Les chiropracteurs et ostéopathes peuvent à compter du 1er octobre 2019 déjà exempter leurs prestations de services, « à condition qu'ils puissent démontrer qu'ils possèdent les qualifications nécessaires pour fournir des prestations de soins médicaux dont le niveau de qualité est suffisamment élevé pour être semblables à celles qui sont proposées par les membres d'une profession médicale ou paramédicale réglementée. »
Ils peuvent également choisir de ne pas exempter leurs prestations durant cette période transitoire.
Les chiropracteurs et ostéopathes qui sont actuellement identifiés comme assujettis à la TVA et qui souhaitent invoquer l'exemption sur cette base doivent contacter le service de l'Administration générale de la Fiscalité responsable de leur dossier et procéder aux régularisations nécessaires.
Le SPF a également prévu une mesure transitoire pour les traitements à vocation esthétique : les traitements suivants peuvent eux aussi sans obligation être soumis à la TVA depuis le
1er octobre 2019 :
- Les prestations à vocation esthétique effectuées par les dentistes, les sages-femmes, les infirmiers, les professionnels de la santé et les organisations regroupant ces professionnels.

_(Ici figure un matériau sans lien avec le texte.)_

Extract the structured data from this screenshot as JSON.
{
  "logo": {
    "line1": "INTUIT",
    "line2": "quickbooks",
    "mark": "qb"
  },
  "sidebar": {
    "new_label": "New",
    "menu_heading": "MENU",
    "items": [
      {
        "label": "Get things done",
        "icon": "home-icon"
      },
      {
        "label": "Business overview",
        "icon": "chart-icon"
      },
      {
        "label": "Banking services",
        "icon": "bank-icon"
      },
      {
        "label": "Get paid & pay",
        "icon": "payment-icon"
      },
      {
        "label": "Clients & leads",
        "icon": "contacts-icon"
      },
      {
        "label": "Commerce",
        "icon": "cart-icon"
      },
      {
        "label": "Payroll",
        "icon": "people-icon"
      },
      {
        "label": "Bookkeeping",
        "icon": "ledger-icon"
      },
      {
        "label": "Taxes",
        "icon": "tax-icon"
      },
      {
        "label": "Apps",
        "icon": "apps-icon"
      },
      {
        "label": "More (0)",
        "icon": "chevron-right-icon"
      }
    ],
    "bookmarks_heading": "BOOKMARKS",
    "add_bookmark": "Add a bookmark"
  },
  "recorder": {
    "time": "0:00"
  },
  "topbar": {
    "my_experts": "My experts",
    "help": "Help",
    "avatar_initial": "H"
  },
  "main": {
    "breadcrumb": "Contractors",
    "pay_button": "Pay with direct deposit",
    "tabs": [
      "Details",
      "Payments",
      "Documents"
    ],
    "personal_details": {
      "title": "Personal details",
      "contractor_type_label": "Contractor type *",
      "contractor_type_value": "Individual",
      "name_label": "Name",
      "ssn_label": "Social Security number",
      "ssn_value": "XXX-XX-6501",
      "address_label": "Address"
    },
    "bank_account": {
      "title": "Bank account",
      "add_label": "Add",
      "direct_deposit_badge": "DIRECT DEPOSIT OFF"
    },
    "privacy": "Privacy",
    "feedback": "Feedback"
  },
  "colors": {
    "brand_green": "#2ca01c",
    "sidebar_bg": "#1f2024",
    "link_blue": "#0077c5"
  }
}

- Les prestations de soins médicaux, ainsi que les prestations de services et les livraisons de biens étroitement liées et qui sont accomplies en dehors des hôpitaux, des établissements psychiatriques, des cliniques et des pharmacies.
Clarté en vue
Il est plus qu’évident que l’arrêt de la Cour constitutionnelle et la période transitoire créent une situation ambigüe. Heureusement, le nouveau régime qui doit éclaircir cette situation pour tout un chacun est en vue. Il faut simplement attendre le texte définitif.